L’action Apple chute de près de 3 % malgré la mise à jour des analystes : voici pourquoi

L’action Apple chute de près de 3 % malgré la mise à jour des analystes : voici pourquoi
Devesh Kumar
20 janv. 2026, 20:48 PM
  • Apple a chuté de près de 3 % alors que le secteur technologique plus large a revendu ses menaces de tarifs liés au Groenland.
  • Evercore a ajouté Apple à « Tactical Outperform », anticipant un potentiel à la hausse des estimations de Street sur les bénéfices.
  • Citi est resté constructif mais a réduit son objectif à 315 $ face à la hausse des coûts DRAM.

L’action Apple (NASDAQ : AAPL) a reculé de près de 3 %, alors même qu’Evercore et Citi ont publié des notes constructives avant le rapport de résultats de la société prévu pour le 29 janvier.

Ce décalage met en lumière une tension fondamentale sur le marché, alors que l’optimisme des analystes face au cycle de l’iPhone 17 s’est heurté à une large position de risque inversé portée par les menaces croissantes de Trump concernant les tarifs au Groenland.

Les gros titres tarifaires ont dépassé cette amélioration

Le contexte plus large du marché en dit long.

Mardi, les grandes actions technologiques ont reculé alors que les investisseurs fuyaient vers la sécurité suite aux menaces renouvelées de droits de douane de Trump contre les pays européens, les tarifs de 10 % à partir du 1er février, grimpant à 25 % en juin à moins que le Danemark ne cède le Groenland.

Le Nasdaq 100 et les soi-disant « Magnificent Seven » des entreprises technologiques de méga-capitalisation ont tous décliné en parallèle, signalant une rotation sectorielle plutôt qu’une faiblesse spécifique à Apple.

La baisse de 3 % de l’action Apple reflète cette structure de marché.

Lorsque la rhétorique tarifaire domine les gros titres, les investisseurs ne distinguent pas la forte demande d’iPhone d’Apple des vents contraires macroéconomiques.

Au contraire, ils constatent une exposition à des perturbations manufacturières en Asie et à une incertitude dans la chaîne d’approvisionnement qui pourraient contraindre Apple soit à absorber des coûts plus élevés, soit à les transmettre aux consommateurs.

Action Apple : L’optimisme des analystes entre en collision avec les préoccupations liées aux coûts à court terme

Evercore ISI a ajouté Apple à sa liste « Tactical Outperform » le 20 janvier, invoquant des attentes de potentiel de hausse à court terme par rapport aux estimations de Street avant les bénéfices.

L’entreprise a porté ses prévisions de chiffre d’affaires iPhone à 17 % de croissance annuelle contre un consensus de 11 $, grâce à la mixette des modèles premium et à la hausse des prix moyens de vente.

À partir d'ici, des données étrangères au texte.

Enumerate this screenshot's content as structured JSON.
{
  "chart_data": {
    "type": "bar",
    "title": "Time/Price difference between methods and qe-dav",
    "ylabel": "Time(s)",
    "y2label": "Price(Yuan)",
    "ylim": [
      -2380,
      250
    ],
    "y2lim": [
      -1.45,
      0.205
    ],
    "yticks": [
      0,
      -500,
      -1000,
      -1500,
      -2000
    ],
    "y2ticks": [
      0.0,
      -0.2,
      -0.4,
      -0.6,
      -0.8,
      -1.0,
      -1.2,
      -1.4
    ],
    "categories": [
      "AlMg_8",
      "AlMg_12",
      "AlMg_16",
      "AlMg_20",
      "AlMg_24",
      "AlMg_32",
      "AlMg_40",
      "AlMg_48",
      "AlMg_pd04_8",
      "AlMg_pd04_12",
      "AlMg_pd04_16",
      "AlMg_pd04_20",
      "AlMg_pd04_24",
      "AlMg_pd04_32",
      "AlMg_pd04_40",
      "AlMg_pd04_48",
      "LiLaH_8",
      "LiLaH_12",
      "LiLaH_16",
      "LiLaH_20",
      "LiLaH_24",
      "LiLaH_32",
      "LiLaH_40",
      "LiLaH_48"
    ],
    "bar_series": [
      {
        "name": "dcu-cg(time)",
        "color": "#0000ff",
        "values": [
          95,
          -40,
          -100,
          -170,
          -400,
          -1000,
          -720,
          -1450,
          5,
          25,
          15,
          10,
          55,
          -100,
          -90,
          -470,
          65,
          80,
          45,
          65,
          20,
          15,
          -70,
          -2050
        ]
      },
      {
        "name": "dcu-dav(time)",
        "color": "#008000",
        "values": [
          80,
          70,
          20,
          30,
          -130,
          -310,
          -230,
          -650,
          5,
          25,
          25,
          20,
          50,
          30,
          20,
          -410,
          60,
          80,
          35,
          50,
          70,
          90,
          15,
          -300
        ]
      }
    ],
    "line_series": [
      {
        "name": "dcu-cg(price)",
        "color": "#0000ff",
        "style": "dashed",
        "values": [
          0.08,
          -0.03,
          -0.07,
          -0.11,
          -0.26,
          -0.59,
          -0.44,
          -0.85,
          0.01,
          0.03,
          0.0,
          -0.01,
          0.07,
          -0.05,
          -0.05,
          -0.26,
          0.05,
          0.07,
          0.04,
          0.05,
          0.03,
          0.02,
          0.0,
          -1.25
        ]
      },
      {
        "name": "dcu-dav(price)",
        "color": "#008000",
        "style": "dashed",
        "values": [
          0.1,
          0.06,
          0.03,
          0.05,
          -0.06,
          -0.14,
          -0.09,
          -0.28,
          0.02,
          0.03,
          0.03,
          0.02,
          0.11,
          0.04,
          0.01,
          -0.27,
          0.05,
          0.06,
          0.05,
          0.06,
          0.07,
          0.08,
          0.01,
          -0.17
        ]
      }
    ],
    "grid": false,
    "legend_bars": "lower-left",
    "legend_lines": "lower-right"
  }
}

Citi a également présenté Apple comme un achat, avec un objectif de prix de 330 $ et de l’optimisme quant au cycle de l’iPhone 17 et au passage d’Apple à un packaging avancé des puces en 2026.

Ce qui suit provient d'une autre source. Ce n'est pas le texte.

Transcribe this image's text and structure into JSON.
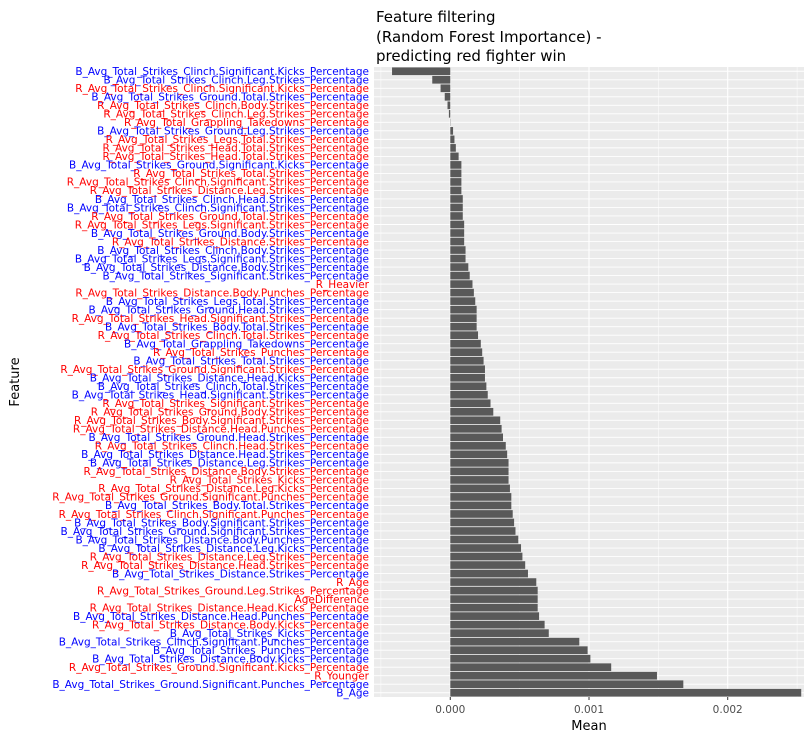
{
  "chart_data": {
    "type": "bar",
    "orientation": "horizontal",
    "title": [
      "Feature filtering",
      "(Random Forest Importance) -",
      "predicting red fighter win"
    ],
    "xlabel": "Mean",
    "ylabel": "Feature",
    "xlim": [
      -0.00055,
      0.00255
    ],
    "xticks": [
      0.0,
      0.001,
      0.002
    ],
    "xtick_labels": [
      "0.000",
      "0.001",
      "0.002"
    ],
    "grid": true,
    "colors": {
      "bar": "#595959",
      "panel": "#ebebeb",
      "grid": "#ffffff",
      "blue": "#0000ff",
      "red": "#ff0000"
    },
    "bars": [
      {
        "label": "B_Avg_Total_Strikes_Clinch.Significant.Kicks_Percentage",
        "value": -0.00042,
        "color": "blue"
      },
      {
        "label": "B_Avg_Total_Strikes_Clinch.Leg.Strikes_Percentage",
        "value": -0.00013,
        "color": "blue"
      },
      {
        "label": "R_Avg_Total_Strikes_Clinch.Significant.Kicks_Percentage",
        "value": -7e-05,
        "color": "red"
      },
      {
        "label": "B_Avg_Total_Strikes_Ground.Total.Strikes_Percentage",
        "value": -4e-05,
        "color": "blue"
      },
      {
        "label": "R_Avg_Total_Strikes_Clinch.Body.Strikes_Percentage",
        "value": -2e-05,
        "color": "red"
      },
      {
        "label": "R_Avg_Total_Strikes_Clinch.Leg.Strikes_Percentage",
        "value": -1e-05,
        "color": "red"
      },
      {
        "label": "R_Avg_Total_Grappling_Takedowns_Percentage",
        "value": 0.0,
        "color": "red"
      },
      {
        "label": "B_Avg_Total_Strikes_Ground.Leg.Strikes_Percentage",
        "value": 2e-05,
        "color": "blue"
      },
      {
        "label": "R_Avg_Total_Strikes_Legs.Total.Strikes_Percentage",
        "value": 3e-05,
        "color": "red"
      },
      {
        "label": "R_Avg_Total_Strikes_Head.Total.Strikes_Percentage",
        "value": 4e-05,
        "color": "red"
      },
      {
        "label": "R_Avg_Total_Strikes_Head.Total.Strikes_Percentage",
        "value": 6e-05,
        "color": "red"
      },
      {
        "label": "B_Avg_Total_Strikes_Ground.Significant.Kicks_Percentage",
        "value": 8e-05,
        "color": "blue"
      },
      {
        "label": "R_Avg_Total_Strikes_Total.Strikes_Percentage",
        "value": 8e-05,
        "color": "red"
      },
      {
        "label": "R_Avg_Total_Strikes_Clinch.Significant.Strikes_Percentage",
        "value": 8e-05,
        "color": "red"
      },
      {
        "label": "R_Avg_Total_Strikes_Distance.Leg.Strikes_Percentage",
        "value": 8e-05,
        "color": "red"
      },
      {
        "label": "B_Avg_Total_Strikes_Clinch.Head.Strikes_Percentage",
        "value": 9e-05,
        "color": "blue"
      },
      {
        "label": "B_Avg_Total_Strikes_Clinch.Significant.Strikes_Percentage",
        "value": 9e-05,
        "color": "blue"
      },
      {
        "label": "R_Avg_Total_Strikes_Ground.Total.Strikes_Percentage",
        "value": 9e-05,
        "color": "red"
      },
      {
        "label": "R_Avg_Total_Strikes_Legs.Significant.Strikes_Percentage",
        "value": 0.0001,
        "color": "red"
      },
      {
        "label": "B_Avg_Total_Strikes_Ground.Body.Strikes_Percentage",
        "value": 0.0001,
        "color": "blue"
      },
      {
        "label": "R_Avg_Total_Strikes_Distance.Strikes_Percentage",
        "value": 0.0001,
        "color": "red"
      },
      {
        "label": "B_Avg_Total_Strikes_Clinch.Body.Strikes_Percentage",
        "value": 0.00011,
        "color": "blue"
      },
      {
        "label": "B_Avg_Total_Strikes_Legs.Significant.Strikes_Percentage",
        "value": 0.00011,
        "color": "blue"
      },
      {
        "label": "B_Avg_Total_Strikes_Distance.Body.Strikes_Percentage",
        "value": 0.00013,
        "color": "blue"
      },
      {
        "label": "B_Avg_Total_Strikes_Significant.Strikes_Percentage",
        "value": 0.00014,
        "color": "blue"
      },
      {
        "label": "R_Heavier",
        "value": 0.00016,
        "color": "red"
      },
      {
        "label": "R_Avg_Total_Strikes_Distance.Body.Punches_Percentage",
        "value": 0.00017,
        "color": "red"
      },
      {
        "label": "B_Avg_Total_Strikes_Legs.Total.Strikes_Percentage",
        "value": 0.00018,
        "color": "blue"
      },
      {
        "label": "B_Avg_Total_Strikes_Ground.Head.Strikes_Percentage",
        "value": 0.00019,
        "color": "blue"
      },
      {
        "label": "R_Avg_Total_Strikes_Head.Significant.Strikes_Percentage",
        "value": 0.00019,
        "color": "red"
      },
      {
        "label": "B_Avg_Total_Strikes_Body.Total.Strikes_Percentage",
        "value": 0.00019,
        "color": "blue"
      },
      {
        "label": "R_Avg_Total_Strikes_Clinch.Total.Strikes_Percentage",
        "value": 0.0002,
        "color": "red"
      },
      {
        "label": "B_Avg_Total_Grappling_Takedowns_Percentage",
        "value": 0.00022,
        "color": "blue"
      },
      {
        "label": "R_Avg_Total_Strikes_Punches_Percentage",
        "value": 0.00023,
        "color": "red"
      },
      {
        "label": "B_Avg_Total_Strikes_Total.Strikes_Percentage",
        "value": 0.00024,
        "color": "blue"
      },
      {
        "label": "R_Avg_Total_Strikes_Ground.Significant.Strikes_Percentage",
        "value": 0.00025,
        "color": "red"
      },
      {
        "label": "B_Avg_Total_Strikes_Distance.Head.Kicks_Percentage",
        "value": 0.00025,
        "color": "blue"
      },
      {
        "label": "B_Avg_Total_Strikes_Clinch.Total.Strikes_Percentage",
        "value": 0.00026,
        "color": "blue"
      },
      {
        "label": "B_Avg_Total_Strikes_Head.Significant.Strikes_Percentage",
        "value": 0.00027,
        "color": "blue"
      },
      {
        "label": "R_Avg_Total_Strikes_Significant.Strikes_Percentage",
        "value": 0.00029,
        "color": "red"
      },
      {
        "label": "R_Avg_Total_Strikes_Ground.Body.Strikes_Percentage",
        "value": 0.00031,
        "color": "red"
      },
      {
        "label": "R_Avg_Total_Strikes_Body.Significant.Strikes_Percentage",
        "value": 0.00036,
        "color": "red"
      },
      {
        "label": "R_Avg_Total_Strikes_Distance.Head.Punches_Percentage",
        "value": 0.00037,
        "color": "red"
      },
      {
        "label": "B_Avg_Total_Strikes_Ground.Head.Strikes_Percentage",
        "value": 0.00038,
        "color": "blue"
      },
      {
        "label": "R_Avg_Total_Strikes_Clinch.Head.Strikes_Percentage",
        "value": 0.0004,
        "color": "red"
      },
      {
        "label": "B_Avg_Total_Strikes_Distance.Head.Strikes_Percentage",
        "value": 0.00041,
        "color": "blue"
      },
      {
        "label": "B_Avg_Total_Strikes_Distance.Leg.Strikes_Percentage",
        "value": 0.00042,
        "color": "blue"
      },
      {
        "label": "R_Avg_Total_Strikes_Distance.Body.Strikes_Percentage",
        "value": 0.00042,
        "color": "red"
      },
      {
        "label": "R_Avg_Total_Strikes_Kicks_Percentage",
        "value": 0.00042,
        "color": "red"
      },
      {
        "label": "R_Avg_Total_Strikes_Distance.Leg.Kicks_Percentage",
        "value": 0.00043,
        "color": "red"
      },
      {
        "label": "R_Avg_Total_Strikes_Ground.Significant.Punches_Percentage",
        "value": 0.00044,
        "color": "red"
      },
      {
        "label": "B_Avg_Total_Strikes_Body.Total.Strikes_Percentage",
        "value": 0.00044,
        "color": "blue"
      },
      {
        "label": "R_Avg_Total_Strikes_Clinch.Significant.Punches_Percentage",
        "value": 0.00045,
        "color": "red"
      },
      {
        "label": "B_Avg_Total_Strikes_Body.Significant.Strikes_Percentage",
        "value": 0.00046,
        "color": "blue"
      },
      {
        "label": "B_Avg_Total_Strikes_Ground.Significant.Strikes_Percentage",
        "value": 0.00047,
        "color": "blue"
      },
      {
        "label": "B_Avg_Total_Strikes_Distance.Body.Punches_Percentage",
        "value": 0.00049,
        "color": "blue"
      },
      {
        "label": "B_Avg_Total_Strikes_Distance.Leg.Kicks_Percentage",
        "value": 0.00051,
        "color": "blue"
      },
      {
        "label": "R_Avg_Total_Strikes_Distance.Leg.Strikes_Percentage",
        "value": 0.00052,
        "color": "red"
      },
      {
        "label": "R_Avg_Total_Strikes_Distance.Head.Strikes_Percentage",
        "value": 0.00054,
        "color": "red"
      },
      {
        "label": "B_Avg_Total_Strikes_Distance.Strikes_Percentage",
        "value": 0.00056,
        "color": "blue"
      },
      {
        "label": "R_Age",
        "value": 0.00062,
        "color": "red"
      },
      {
        "label": "R_Avg_Total_Strikes_Ground.Leg.Strikes_Percentage",
        "value": 0.00063,
        "color": "red"
      },
      {
        "label": "AgeDifference",
        "value": 0.00063,
        "color": "red"
      },
      {
        "label": "R_Avg_Total_Strikes_Distance.Head.Kicks_Percentage",
        "value": 0.00063,
        "color": "red"
      },
      {
        "label": "B_Avg_Total_Strikes_Distance.Head.Punches_Percentage",
        "value": 0.00064,
        "color": "blue"
      },
      {
        "label": "R_Avg_Total_Strikes_Distance.Body.Kicks_Percentage",
        "value": 0.00068,
        "color": "red"
      },
      {
        "label": "B_Avg_Total_Strikes_Kicks_Percentage",
        "value": 0.00071,
        "color": "blue"
      },
      {
        "label": "B_Avg_Total_Strikes_Clinch.Significant.Punches_Percentage",
        "value": 0.00093,
        "color": "blue"
      },
      {
        "label": "B_Avg_Total_Strikes_Punches_Percentage",
        "value": 0.00099,
        "color": "blue"
      },
      {
        "label": "B_Avg_Total_Strikes_Distance.Body.Kicks_Percentage",
        "value": 0.00101,
        "color": "blue"
      },
      {
        "label": "R_Avg_Total_Strikes_Ground.Significant.Kicks_Percentage",
        "value": 0.00116,
        "color": "red"
      },
      {
        "label": "R_Younger",
        "value": 0.00149,
        "color": "red"
      },
      {
        "label": "B_Avg_Total_Strikes_Ground.Significant.Punches_Percentage",
        "value": 0.00168,
        "color": "blue"
      },
      {
        "label": "B_Age",
        "value": 0.00253,
        "color": "blue"
      }
    ]
  }
}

Mais voici la complication : Citi a simultanément abaissé son objectif de prix de 330 $ à 315 $ et réduit les estimations pour tenir compte de la hausse des coûts des composants mémoire.

Plus précisément, les prix des contrats DRAM (les puces mémoire contenues dans les iPhones et Macs) devraient grimper de 40 à 70 % au premier trimestre 2026, à mesure que les accords d’approvisionnement à long terme d’Apple expirent.

La mémoire représente généralement 10 à 15 % du coût total de fabrication d’un iPhone.

Si Apple ne parvient pas à obtenir des conditions favorables avec des fournisseurs comme Samsung et SK Hynix, les marges pourraient se contracter considérablement à partir des deuxième et troisième trimestres de 2026.

Evercore affirme qu’Apple est « bien protégé » jusqu’aux trimestres de décembre et mars en raison des accords existants, mais cette protection expire.

Le rapport de résultats d’Apple du 29 janvier sera le catalyseur critique.

La direction doit convaincre les investisseurs que l’inflation des coûts de mémoire ne comprimera pas significativement les marges jusqu’en 2026, et que les risques tarifaires restent des menaces lointaines plutôt que des vents contraires immédiats.

Si les prévisions déçoivent sur l’un ou l’autre front, la baisse de 3 % de mardi pourrait ressembler à une note de bas de page d’une vente plus importante.

L’action Apple reste une position pour les investisseurs à long terme, mais la volatilité à court terme semble devoir persister jusqu’à ce que les perspectives de marge se clarifient.